San Francisco’s economy was roaring ahead into 2020, as it typically does in expansion periods. Professional and business services – by far the market’s largest employment and office using sector – was expanding by more than 3% annually before the coronavirus pandemic hit in March. Since the city’s early gold rush founding, San Francisco has experienced rapid booms and busts, and the pandemic recession has once again impacted the local economy sharply, as history repeats itself. Based on rapid rent and pricing gains during the expansion, pockets of commercial real estate and a heightened vulnerability to a downfall.
Office Market Report
The tech sector drove demand for office space in San Francisco to new heights over the past decade, but the coronavirus pandemic has rocked some of the market’s major tenants and sent the economy into a recession. Sublease availability was already rising before the coronavirus outbreak, and now overall demand for space in the market is falling quickly as remote work gains traction. Leasing volume quickly dropped to roughly 85%of its pre-pandemic level and has yet to show signs of a rebound heading into the new year.

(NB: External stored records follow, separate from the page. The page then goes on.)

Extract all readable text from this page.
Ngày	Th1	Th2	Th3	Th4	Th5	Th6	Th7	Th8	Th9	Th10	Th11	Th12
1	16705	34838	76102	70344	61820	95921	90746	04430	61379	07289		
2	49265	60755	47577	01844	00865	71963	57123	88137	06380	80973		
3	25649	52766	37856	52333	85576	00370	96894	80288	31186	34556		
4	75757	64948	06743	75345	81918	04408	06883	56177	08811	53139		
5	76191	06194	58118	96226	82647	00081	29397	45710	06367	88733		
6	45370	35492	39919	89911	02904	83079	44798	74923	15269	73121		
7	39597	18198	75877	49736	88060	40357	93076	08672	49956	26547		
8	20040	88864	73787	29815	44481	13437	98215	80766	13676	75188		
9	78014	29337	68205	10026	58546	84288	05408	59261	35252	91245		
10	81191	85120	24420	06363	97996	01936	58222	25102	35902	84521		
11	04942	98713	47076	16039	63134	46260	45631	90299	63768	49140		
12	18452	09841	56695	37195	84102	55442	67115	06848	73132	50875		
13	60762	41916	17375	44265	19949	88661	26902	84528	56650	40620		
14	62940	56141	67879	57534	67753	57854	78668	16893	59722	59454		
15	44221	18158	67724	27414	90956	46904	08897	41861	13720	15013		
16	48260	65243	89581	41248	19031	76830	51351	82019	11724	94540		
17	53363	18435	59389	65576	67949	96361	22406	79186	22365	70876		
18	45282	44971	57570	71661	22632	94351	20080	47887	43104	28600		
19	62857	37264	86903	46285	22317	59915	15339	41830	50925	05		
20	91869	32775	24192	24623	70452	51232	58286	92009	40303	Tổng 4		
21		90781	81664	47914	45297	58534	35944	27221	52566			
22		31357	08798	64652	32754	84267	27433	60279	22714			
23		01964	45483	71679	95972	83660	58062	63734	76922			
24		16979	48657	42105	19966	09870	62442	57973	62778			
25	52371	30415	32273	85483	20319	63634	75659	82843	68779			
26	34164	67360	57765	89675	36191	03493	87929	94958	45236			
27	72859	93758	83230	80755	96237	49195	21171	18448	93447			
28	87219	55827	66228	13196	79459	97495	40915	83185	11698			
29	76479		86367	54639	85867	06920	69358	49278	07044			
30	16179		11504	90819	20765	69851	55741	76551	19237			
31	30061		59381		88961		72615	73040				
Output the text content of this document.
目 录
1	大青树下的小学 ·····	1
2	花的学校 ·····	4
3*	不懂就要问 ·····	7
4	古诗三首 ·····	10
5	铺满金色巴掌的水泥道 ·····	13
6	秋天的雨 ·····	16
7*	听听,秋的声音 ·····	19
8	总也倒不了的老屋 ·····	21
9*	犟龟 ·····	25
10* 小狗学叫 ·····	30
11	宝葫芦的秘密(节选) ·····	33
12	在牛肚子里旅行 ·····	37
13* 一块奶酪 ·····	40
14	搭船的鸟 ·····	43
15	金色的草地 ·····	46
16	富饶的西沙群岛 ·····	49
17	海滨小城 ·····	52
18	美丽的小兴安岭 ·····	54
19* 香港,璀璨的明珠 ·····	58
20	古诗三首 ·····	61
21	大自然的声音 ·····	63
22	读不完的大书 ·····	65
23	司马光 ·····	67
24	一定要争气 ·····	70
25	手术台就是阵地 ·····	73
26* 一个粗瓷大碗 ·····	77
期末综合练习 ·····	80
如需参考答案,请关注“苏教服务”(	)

Access to cheap capital and an expanding global economy led by technological advancements drove Bay Area commercial real estate markets to new heights over the past decade. Changes in trade policy and slowing global growth presented headwinds to the economy in the mature phases of the expansion cycle, but the lingering shutdown in response to the coronavirus pandemic has sent the country into a deep and rapid recession. The success of mitigation efforts and federal bailouts, in addition to behavior changes in response to the pandemic, will have a profound impact on national economic recovery and commercial real estate demand.
Real estate investment trusts have stockpiled cash amid the uncertain economic times and lenders were swamped by small-business owners looking for relief as emergency actions in response to the coronavirus closed down tens of thousands of restaurants, bars, theaters, gyms and stores across the country. Business closures in San Francisco are already elevated well above that of other metro’s according to Yelp, and the Bay Area is still slowly opening in the new year following a second surge of coronavirus cases. Non-essential workers are advised to remain away from offices again, and most are planning for a potential return in the summer of 2021 at this point. We will be updating o more information becomes available.